The Treasure Box by Margaret Wild and illustrated by Freya Blackwood, hardback picture book, published by Penguin Group (Australia) in 2013.
Peter and his father are forced to flee their home during the war. They take with them a book in a small iron box. This book is special to Peter’s father, and is the last remaining book after the local library was bombed. The road to safety is long , cold and arduous. When Peter’s father dies, he struggles on, taking the box with him, but when he can go no further, he buries the box beneath a tree. Peter escapes with his life, but he never forgets the iron box holding the treasured book.
The Treasure Box is a poignant story of war, death and loss. Peter loses everything he has ever known, yet he never forgets his father, his home or the treasured book. Some things are more important than gold, silver and rubies. Peter’s book is about his people, the people that were persecuted and forced from their homes, it is an important part of their history. When everything is lost, we still have our history and our memories. The Treasure Box reminds us of the importance of the written word and of history, which can help shape the future for the better.
The illustrations in The Treasure Box were perfectly matched to the story, creating just the right tone as the story progresses. Using subtle shadowing made some of the pictures appear to rise from the page, or created a looking-through-a-window effect. I also liked that some of the pages had parts made up of ripped texts, as if they had been made from the bombed library books.

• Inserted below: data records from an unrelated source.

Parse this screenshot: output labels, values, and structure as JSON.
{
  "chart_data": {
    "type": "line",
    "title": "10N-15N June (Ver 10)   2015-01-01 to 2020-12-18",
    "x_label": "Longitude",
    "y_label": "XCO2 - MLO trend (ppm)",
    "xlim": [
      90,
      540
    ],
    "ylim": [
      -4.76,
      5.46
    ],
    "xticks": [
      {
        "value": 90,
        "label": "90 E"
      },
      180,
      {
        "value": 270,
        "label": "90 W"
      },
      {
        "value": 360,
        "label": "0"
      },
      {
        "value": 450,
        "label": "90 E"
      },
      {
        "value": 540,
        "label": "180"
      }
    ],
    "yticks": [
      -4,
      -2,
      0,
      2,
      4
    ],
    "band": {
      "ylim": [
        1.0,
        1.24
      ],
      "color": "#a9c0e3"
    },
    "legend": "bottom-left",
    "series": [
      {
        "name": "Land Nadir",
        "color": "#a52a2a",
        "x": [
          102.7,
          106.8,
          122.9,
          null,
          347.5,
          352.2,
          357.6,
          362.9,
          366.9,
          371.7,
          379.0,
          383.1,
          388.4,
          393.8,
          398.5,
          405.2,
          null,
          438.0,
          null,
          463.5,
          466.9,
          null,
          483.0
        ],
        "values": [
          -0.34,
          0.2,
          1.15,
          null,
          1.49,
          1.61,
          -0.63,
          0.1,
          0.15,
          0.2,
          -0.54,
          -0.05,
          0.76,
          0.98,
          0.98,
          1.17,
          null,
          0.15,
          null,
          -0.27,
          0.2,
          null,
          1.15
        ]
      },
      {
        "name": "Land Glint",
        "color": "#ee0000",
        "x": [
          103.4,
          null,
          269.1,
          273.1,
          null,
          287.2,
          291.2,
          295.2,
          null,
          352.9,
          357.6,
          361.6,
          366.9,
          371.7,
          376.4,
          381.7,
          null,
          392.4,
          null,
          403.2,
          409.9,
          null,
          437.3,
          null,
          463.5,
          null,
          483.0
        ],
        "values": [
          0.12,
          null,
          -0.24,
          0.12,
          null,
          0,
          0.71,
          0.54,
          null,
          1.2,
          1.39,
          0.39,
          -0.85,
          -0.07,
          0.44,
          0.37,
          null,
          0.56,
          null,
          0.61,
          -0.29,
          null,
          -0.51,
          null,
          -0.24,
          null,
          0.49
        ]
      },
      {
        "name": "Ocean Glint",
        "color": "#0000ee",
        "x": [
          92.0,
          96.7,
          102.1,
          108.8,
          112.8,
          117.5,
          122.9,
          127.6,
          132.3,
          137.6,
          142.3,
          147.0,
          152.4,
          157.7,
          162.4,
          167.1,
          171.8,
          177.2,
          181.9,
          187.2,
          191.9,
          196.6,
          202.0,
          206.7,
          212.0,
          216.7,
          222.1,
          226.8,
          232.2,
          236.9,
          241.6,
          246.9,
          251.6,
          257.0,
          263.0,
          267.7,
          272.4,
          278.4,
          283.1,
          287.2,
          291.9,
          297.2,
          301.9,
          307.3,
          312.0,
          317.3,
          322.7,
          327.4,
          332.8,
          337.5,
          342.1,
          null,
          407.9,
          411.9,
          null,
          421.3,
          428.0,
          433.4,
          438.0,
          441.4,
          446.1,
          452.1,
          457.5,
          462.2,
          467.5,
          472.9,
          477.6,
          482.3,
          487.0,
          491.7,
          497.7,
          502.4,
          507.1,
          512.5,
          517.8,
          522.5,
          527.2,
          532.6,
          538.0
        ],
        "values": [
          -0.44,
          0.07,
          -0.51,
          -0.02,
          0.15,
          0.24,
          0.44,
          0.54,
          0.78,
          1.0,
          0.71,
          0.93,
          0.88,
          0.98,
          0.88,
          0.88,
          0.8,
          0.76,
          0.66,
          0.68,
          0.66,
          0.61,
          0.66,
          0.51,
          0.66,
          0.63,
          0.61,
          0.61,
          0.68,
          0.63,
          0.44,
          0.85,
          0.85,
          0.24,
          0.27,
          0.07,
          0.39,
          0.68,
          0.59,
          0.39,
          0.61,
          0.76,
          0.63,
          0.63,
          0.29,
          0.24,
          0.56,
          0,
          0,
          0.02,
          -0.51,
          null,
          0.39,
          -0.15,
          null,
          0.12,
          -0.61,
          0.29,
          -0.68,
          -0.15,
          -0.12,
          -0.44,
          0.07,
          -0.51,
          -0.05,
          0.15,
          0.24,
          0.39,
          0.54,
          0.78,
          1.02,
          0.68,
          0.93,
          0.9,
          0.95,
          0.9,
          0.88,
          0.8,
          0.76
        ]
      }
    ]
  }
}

This is a thought-provoking read for both young and old, and I found it incredibly sad. My preschooler and second grader were shocked when Peter’s father died, and the refugees buried him by the side of the road. They have never been exposed to war or its consequences, and this book was a real eye-opener. They asked a lot of questions, many of which I could not answer. They wanted to know why anyone would go to war, why they would force people to leave their homes, why they would bomb innocent people, why they would kill children, and how can we stop war. I wish I knew the answers and the solutions, and I wish no one had to endure the atrocities of war. The Treasure Box gave us a sorrowfully beautiful, age appropriate and heartfelt opening to discuss this very complicated and saddening topic.